AS dan Sekutu Tuding China Dalangi Serangan Siber ke Microsoft

sindonews | Teknologi | Published at 20/07/2021 07:15
AS dan Sekutu Tuding China Dalangi Serangan Siber ke Microsoft

WASHINGTON - Untuk Pertama kalinya, Amerika Serikat dan sekutu utamanya menuduh pemerintah China mempekerjakan sekelompok peretas untuk melakukan serangan siber di Barat.

Dilansir The Verge , Selasa (20/7/2021), serangan yang dikaitkan dengan China termasuk peretasan Microsoft Exchange baru-baru ini. Pelanggaran signifikan dan meluas yang memberi penyerang akses ke server email dari sekitar 30.000 organisasi di AS saja.

BACA: Jaringan Pipa BBM AS Berhenti Total Akibat Serangan Siber

Seorang pejabat senior di Gedung Putih mengatakan kepada wartawan bahwa pemerintah AS memiliki "keyakinan tinggi" bahwa peretas Exchange dibayar oleh pemerintah China.
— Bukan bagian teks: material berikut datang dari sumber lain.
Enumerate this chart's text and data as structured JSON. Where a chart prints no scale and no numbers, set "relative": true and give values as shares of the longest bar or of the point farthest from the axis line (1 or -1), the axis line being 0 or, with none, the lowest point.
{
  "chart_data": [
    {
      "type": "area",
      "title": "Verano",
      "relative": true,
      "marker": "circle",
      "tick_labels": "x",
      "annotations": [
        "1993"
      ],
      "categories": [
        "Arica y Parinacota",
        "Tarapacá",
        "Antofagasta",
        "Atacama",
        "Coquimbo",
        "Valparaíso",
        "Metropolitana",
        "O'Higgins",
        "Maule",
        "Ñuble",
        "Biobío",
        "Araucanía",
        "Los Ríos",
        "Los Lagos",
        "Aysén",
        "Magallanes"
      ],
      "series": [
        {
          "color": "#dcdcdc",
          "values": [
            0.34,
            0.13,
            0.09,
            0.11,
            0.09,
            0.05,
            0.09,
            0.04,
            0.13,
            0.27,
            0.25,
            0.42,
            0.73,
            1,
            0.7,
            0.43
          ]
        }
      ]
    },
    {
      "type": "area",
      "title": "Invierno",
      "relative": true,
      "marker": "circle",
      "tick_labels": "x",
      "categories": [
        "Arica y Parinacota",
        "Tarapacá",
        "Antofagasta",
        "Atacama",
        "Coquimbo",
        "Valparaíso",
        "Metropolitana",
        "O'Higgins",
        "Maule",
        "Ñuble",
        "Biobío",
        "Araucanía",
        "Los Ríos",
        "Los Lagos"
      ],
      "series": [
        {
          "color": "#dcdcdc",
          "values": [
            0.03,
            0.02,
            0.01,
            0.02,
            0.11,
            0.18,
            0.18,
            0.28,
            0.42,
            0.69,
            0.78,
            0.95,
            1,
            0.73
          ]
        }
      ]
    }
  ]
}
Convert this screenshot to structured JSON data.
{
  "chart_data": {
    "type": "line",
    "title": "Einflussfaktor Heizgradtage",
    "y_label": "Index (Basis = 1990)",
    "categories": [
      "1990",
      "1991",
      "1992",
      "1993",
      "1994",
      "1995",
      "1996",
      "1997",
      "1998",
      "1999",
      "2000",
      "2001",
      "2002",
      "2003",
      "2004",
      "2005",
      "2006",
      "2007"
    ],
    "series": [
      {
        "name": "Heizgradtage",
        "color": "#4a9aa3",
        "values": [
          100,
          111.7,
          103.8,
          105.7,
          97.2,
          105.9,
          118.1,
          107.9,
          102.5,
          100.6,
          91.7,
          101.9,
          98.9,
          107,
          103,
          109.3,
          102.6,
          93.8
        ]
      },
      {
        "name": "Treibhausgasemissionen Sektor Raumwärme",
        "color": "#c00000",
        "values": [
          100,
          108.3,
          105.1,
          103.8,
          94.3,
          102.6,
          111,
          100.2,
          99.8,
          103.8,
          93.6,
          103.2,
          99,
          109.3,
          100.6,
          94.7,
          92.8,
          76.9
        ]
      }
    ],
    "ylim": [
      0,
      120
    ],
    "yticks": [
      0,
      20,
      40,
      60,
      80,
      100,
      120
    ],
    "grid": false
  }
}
"China mengkontrak peretas kriminal untuk melakukan operasi dunia maya tanpa izin secara global, termasuk untuk keuntungan pribadi mereka sendiri," kata pejabat itu.

"Operasi mereka termasuk kegiatan kriminal, seperti pemerasan yang diaktifkan dunia maya, pembajakan kripto dan pencurian dari korban di seluruh dunia untuk keuntungan finansial," katanya.

Tuduhan terhadap China dibuat oleh AS, Uni Eropa, Inggris, Australia, Kanada, Selandia Baru, Jepang, dan NATO, lapor Bloomberg News.

Dalam pernyataan pers, Uni Eropa mengatakan ini dan serangan lainnya terkait dengan kelompok peretasan yang dikenal sebagai Advanced Persistent Threat (APT) 40 dan APT 30.

BACA: NASA Temukan Sistem Misterius di Bawah Antartika Terhubung ke Seluruh Bumi

Pusat Keamanan Siber Nasional Inggris (NCSC) mengatakan bahwa kelompok APT 40 telah menargetkan "industri maritim dan kontraktor pertahanan angkatan laut di AS dan Eropa" sementara APT30 telah menyerang entitas pemerintah, termasuk parlemen Finlandia pada tahun 2020.

Serangan terhadap server Microsoft Exchange adalah contoh serius lain dari tindakan jahat oleh aktor yang didukung negara China di dunia maya," kata Direktur Operasi NCSC Paul Chichester dalam sebuah pernyataan pers.

"Perilaku semacam ini benar-benar tidak dapat diterima, dan bersama mitra kami, kami tidak akan ragu untuk menyebutnya ketika kami melihatnya," katanya.

Serangan siber dan insiden ransomware telah meningkat dalam beberapa tahun terakhir, dengan gerombolan peretas tampaknya menargetkan organisasi yang lebih besar.

Tahun ini saja, peretas telah menargetkan pemasok daging terbesar di Amerika dan jaringan pipa minyak utama. Meskipun dalam kedua kasus tersebut kelompok yang bertanggung jawab dianggap berbasis di Eropa Timur, dan kemungkinan besar Rusia.

Rusia juga disalahkan atas peretasan SolarWinds 2020, yang melanggar sejumlah entitas pemerintah federal AS, dan yang ditanggapi AS dengan sanksi ekonomi baru.